Im Märchenprogramm wurden aber auch Klassiker wie Lotte Reinigers wunderbarer Silhouetten-Animationsfilm «Die Abenteuer des Prinzen Achmed» gezeigt, am Samstag sogar mit Live-Musik. Oder der japanische Kultfilm «Tonari no Totoro» («Mein Nachbar Totoro»): Da möchte man am liebsten auch wieder Kind sein.

Asiatische Welle

Ein anderer asiatischer Langfilm, die chinesische Produktion «Piercing I», war von ganz anderer Stimmung: Der düstere, regierungskritische Film von Liu Jian beginnt damit, dass ein Unschuldiger von einem Warenhausdetektiv als Dieb verdächtigt und brutal verprügelt wird. Weil man jedoch so beschäftigt ist damit, die schnellen Untertitel zu den langen Dialogen zu lesen, packt der Film erst am Schluss, wo in einer überraschenden Wendung
alle Fäden zusammenlaufen. Mit der Preisverleihung endete Fantoche 2010 am Sonntagabend.

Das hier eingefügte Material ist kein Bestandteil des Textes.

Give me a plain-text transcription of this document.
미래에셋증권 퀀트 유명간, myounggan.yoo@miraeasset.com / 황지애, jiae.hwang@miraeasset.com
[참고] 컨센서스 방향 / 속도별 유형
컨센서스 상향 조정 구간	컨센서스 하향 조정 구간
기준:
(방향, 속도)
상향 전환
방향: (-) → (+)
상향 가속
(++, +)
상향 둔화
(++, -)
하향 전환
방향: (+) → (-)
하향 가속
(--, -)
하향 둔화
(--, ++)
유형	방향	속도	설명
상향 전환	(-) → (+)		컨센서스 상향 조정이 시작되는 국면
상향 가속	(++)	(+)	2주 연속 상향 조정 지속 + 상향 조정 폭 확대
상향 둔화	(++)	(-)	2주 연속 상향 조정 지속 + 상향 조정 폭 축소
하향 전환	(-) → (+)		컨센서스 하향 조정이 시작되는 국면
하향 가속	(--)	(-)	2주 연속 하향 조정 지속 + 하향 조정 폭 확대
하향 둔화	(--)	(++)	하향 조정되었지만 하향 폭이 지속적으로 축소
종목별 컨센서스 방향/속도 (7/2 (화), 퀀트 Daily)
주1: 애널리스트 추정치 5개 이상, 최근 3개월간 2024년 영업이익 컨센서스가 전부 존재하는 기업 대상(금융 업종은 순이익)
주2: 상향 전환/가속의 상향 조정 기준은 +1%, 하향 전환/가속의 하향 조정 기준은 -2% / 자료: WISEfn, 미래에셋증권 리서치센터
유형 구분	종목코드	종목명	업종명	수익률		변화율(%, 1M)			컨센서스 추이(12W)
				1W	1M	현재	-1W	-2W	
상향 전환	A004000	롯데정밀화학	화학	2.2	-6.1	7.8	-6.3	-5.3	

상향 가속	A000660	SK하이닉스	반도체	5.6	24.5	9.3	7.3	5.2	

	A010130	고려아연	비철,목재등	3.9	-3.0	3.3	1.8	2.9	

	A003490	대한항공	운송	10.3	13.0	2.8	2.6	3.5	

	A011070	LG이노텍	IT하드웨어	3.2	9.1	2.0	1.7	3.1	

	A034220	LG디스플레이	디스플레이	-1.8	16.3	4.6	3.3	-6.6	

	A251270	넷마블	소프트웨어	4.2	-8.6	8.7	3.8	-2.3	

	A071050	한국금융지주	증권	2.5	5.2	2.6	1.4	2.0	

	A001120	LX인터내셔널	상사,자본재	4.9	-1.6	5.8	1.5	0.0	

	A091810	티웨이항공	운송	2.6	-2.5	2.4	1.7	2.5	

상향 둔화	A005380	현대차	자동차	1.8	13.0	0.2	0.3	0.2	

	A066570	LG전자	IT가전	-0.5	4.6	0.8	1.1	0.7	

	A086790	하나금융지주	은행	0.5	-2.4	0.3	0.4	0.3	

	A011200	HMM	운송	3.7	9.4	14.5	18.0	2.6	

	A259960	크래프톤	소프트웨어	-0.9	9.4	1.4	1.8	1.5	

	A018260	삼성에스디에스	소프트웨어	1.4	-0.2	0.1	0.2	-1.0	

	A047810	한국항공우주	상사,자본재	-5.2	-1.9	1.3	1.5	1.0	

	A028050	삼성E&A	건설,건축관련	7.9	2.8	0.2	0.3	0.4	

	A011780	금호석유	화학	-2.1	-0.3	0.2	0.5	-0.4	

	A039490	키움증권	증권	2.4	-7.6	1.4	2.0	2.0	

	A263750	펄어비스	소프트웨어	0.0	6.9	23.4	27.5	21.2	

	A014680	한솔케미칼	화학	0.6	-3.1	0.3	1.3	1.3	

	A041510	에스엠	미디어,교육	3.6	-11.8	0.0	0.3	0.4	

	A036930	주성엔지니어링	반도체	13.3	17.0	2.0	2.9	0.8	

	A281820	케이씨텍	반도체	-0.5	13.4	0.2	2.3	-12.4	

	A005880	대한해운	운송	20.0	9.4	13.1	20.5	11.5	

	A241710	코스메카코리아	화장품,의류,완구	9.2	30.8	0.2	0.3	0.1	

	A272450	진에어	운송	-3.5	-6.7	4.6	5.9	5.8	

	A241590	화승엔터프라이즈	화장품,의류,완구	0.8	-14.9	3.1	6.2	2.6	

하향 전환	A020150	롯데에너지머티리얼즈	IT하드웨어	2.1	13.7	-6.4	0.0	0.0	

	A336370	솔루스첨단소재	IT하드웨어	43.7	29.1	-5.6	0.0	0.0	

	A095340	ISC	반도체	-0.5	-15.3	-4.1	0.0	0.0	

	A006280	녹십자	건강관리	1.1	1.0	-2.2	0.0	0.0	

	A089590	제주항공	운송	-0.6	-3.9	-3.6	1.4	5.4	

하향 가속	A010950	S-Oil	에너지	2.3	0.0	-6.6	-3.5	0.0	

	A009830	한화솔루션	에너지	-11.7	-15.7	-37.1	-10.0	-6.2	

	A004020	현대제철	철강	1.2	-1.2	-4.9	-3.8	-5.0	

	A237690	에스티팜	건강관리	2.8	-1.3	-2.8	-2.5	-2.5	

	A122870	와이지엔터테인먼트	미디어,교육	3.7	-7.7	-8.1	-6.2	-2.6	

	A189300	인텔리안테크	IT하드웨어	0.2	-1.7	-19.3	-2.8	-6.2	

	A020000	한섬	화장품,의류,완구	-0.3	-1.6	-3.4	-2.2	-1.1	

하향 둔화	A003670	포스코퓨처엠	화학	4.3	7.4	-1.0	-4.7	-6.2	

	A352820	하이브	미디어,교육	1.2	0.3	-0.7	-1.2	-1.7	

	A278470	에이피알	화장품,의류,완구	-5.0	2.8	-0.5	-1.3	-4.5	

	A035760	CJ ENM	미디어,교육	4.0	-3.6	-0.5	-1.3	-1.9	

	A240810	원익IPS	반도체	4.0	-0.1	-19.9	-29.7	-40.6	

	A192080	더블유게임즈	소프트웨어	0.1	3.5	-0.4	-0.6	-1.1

Ein hochgradig absurder, jedoch visuell ruhiger Film gewann den internationalen Wettbewerb: «In A Pig’s Eye» von Atsushi Wada (Japan). «Für seinen Sinn für das Absurde, welcher eine Welt der Besessenheit, der Repetition und des Ritus zelebriert, Vieldeutigkeiten feiert, jedoch gleichzeitig an seiner individuellen Logik festhält», begründete die Jury ihre Wahl.

Der Publikumspreis in dieser Kategorie ging an den norwegischen Film «Sinna Mann» von Anita Killi. Im Schweizer Wettbewerb setzte ein bereits mehrfach ausgezeichneter Film seinen Siegeszug fort: «Miramare» von Michaela Müller erzählt in stürmischen Bildern von zwei Ferienkindern, die an einem Strand in Südeuropa aus der Touristenzone ausbrechen. Hier ging der Publikumspreis an «Heimatland».